Design and Implementation of a Real‑Time Advertising Index System at Meituan‑Dianping
Meituan‑Dianping built a custom C++11 real‑time advertising index featuring a hierarchical model, lock‑free three‑layer architecture, specialized memory allocators, and forward/inverted indexes to achieve millisecond updates, high throughput, and scalability for search ads, with plans for Java integration and SQL support.
Online advertising is a common monetization method in the Internet industry. From an engineering perspective, the structure and implementation of the ad index directly determine the performance of the whole system. This article uses Meituan‑Dianping’s search advertising system as a case study to explore the engineering secrets of ad systems.
Background and Domain Requirements
The ad index must have two basic characteristics: a hierarchical index structure and real‑time index updates.
Hierarchical index structure
Real‑time index updates
Hierarchical Delivery Model
The advertising system can be abstracted as a hierarchical model consisting of Advertiser → Campaign → AdGroup → Creative. Each level controls various fields such as budget, region, bid, and targeting conditions. The hierarchical relationship is one‑to‑many.
Real‑time Update Mechanism
Fields such as audit status and budget need to be updated within milliseconds. If a change (e.g., an AdGroup becoming paused) is not reflected promptly in the index, massive invalid traffic will occur.
Industry Survey
Most open‑source index systems (e.g., Apache Lucene, Sphinx) are designed for general search engines and cannot simultaneously satisfy hierarchical structure and real‑time updates. Therefore, the ad industry either customizes open‑source solutions or builds proprietary systems from scratch.
Index Design Overview
The design focuses on stability, scalability, and high performance. The system is implemented in C++11 to avoid JVM GC pauses, follows Google C++ Style, and adopts lock‑free structures for read‑heavy workloads.
Layered Architecture
The index library is divided into three layers:
Interface layer – provides APIs for search, update, and filtering.

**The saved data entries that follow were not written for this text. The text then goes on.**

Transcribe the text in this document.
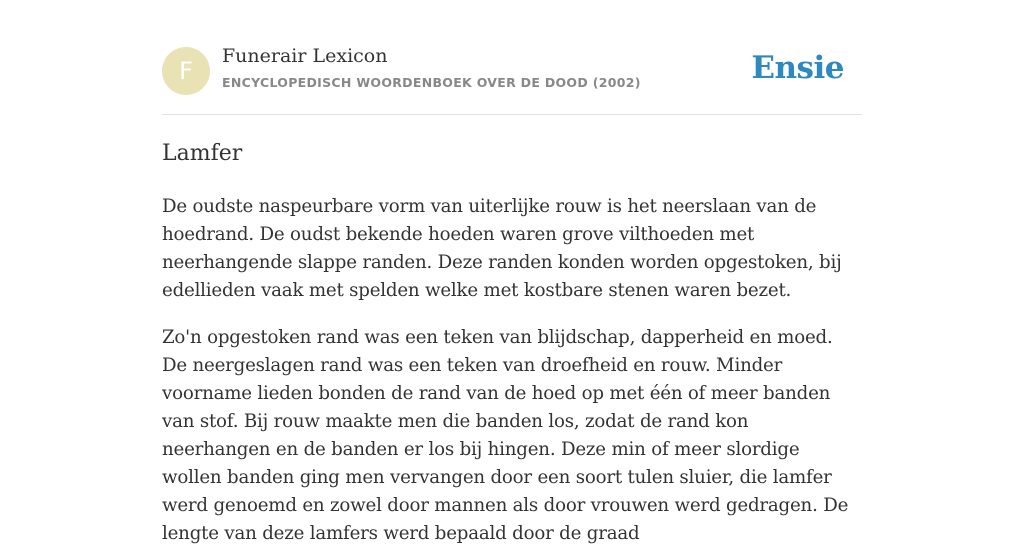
F
Funerair Lexicon
ENCYCLOPEDISCH WOORDENBOEK OVER DE DOOD (2002)	Ensie
Lamfer

De oudste naspeurbare vorm van uiterlijke rouw is het neerslaan van de hoedrand. De oudst bekende hoeden waren grove vilthoeden met neerhangende slappe randen. Deze randen konden worden opgestoken, bij edellieden vaak met spelden welke met kostbare stenen waren bezet.

Zo'n opgestoken rand was een teken van blijdschap, dapperheid en moed. De neergeslagen rand was een teken van droefheid en rouw. Minder voorname lieden bonden de rand van de hoed op met één of meer banden van stof. Bij rouw maakte men die banden los, zodat de rand kon neerhangen en de banden er los bij hingen. Deze min of meer slordige wollen banden ging men vervangen door een soort tulen sluier, die lamfer werd genoemd en zowel door mannen als door vrouwen werd gedragen. De lengte van deze lamfers werd bepaald door de graad
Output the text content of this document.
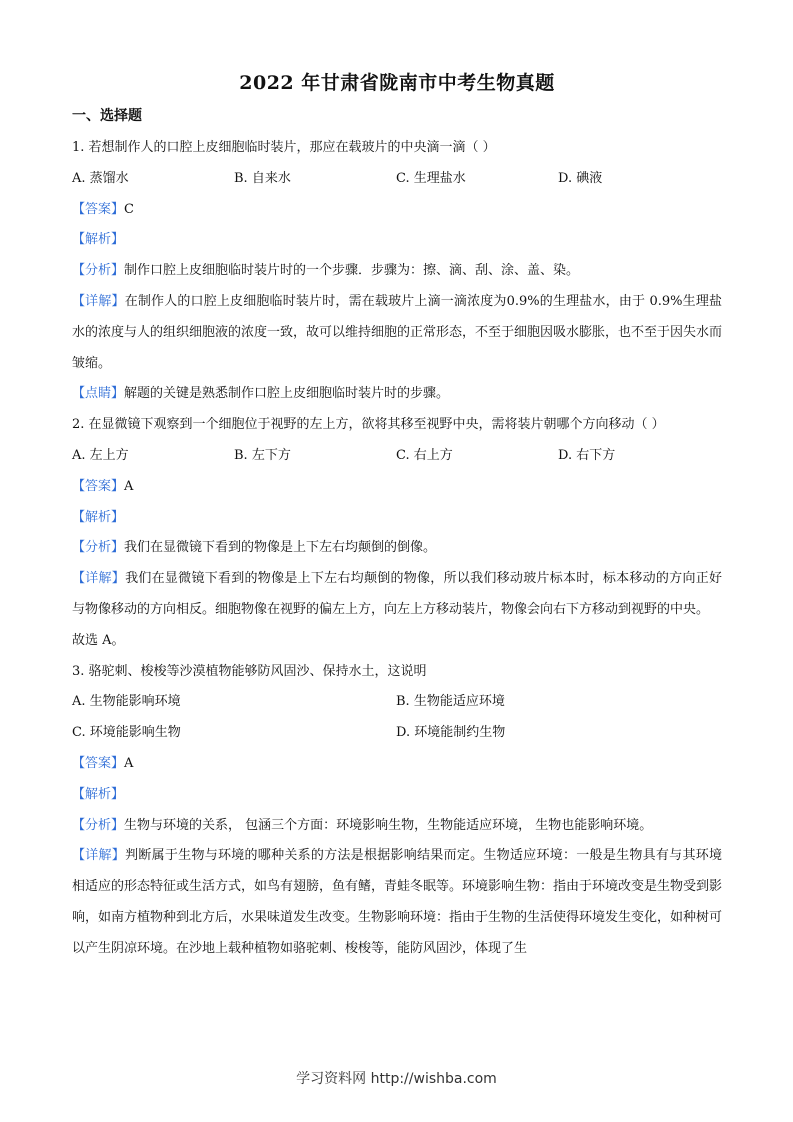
2022 年甘肃省陇南市中考生物真题
一、选择题

1. 若想制作人的口腔上皮细胞临时装片，那应在载玻片的中央滴一滴（ ）

A. 蒸馏水	B. 自来水	C. 生理盐水	D. 碘液

【答案】C

【解析】

【分析】制作口腔上皮细胞临时装片时的一个步骤．步骤为：擦、滴、刮、涂、盖、染。

【详解】在制作人的口腔上皮细胞临时装片时，需在载玻片上滴一滴浓度为0.9%的生理盐水，由于 0.9%生理盐水的浓度与人的组织细胞液的浓度一致，故可以维持细胞的正常形态，不至于细胞因吸水膨胀，也不至于因失水而皱缩。

【点睛】解题的关键是熟悉制作口腔上皮细胞临时装片时的步骤。

2. 在显微镜下观察到一个细胞位于视野的左上方，欲将其移至视野中央，需将装片朝哪个方向移动（ ）

A. 左上方	B. 左下方	C. 右上方	D. 右下方

【答案】A

【解析】

【分析】我们在显微镜下看到的物像是上下左右均颠倒的倒像。

【详解】我们在显微镜下看到的物像是上下左右均颠倒的物像，所以我们移动玻片标本时，标本移动的方向正好与物像移动的方向相反。细胞物像在视野的偏左上方，向左上方移动装片，物像会向右下方移动到视野的中央。

故选 A。

3. 骆驼刺、梭梭等沙漠植物能够防风固沙、保持水土，这说明

A. 生物能影响环境	B. 生物能适应环境
C. 环境能影响生物	D. 环境能制约生物

【答案】A

【解析】

【分析】生物与环境的关系， 包涵三个方面：环境影响生物，生物能适应环境， 生物也能影响环境。

【详解】判断属于生物与环境的哪种关系的方法是根据影响结果而定。生物适应环境：一般是生物具有与其环境相适应的形态特征或生活方式，如鸟有翅膀，鱼有鳍，青蛙冬眠等。环境影响生物：指由于环境改变是生物受到影响，如南方植物种到北方后，水果味道发生改变。生物影响环境：指由于生物的生活使得环境发生变化，如种树可以产生阴凉环境。在沙地上载种植物如骆驼刺、梭梭等，能防风固沙，体现了生

学习资料网 http://wishba.com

Capability layer – implements forward (table) and inverted indexes, allocation strategies, and extensible index types.
Storage layer – manages memory allocation, persistence, and mmap‑based file mapping.
Storage Layer
Memory is allocated via custom allocators. Two main strategies are presented: LinearAllocator: allocates a large contiguous memory block; new mmap mappings cause page‑table reloads and performance jitter. SegmentAllocator: allocates memory in fixed‑size segments (default 64 MB) to reduce jitter during expansion.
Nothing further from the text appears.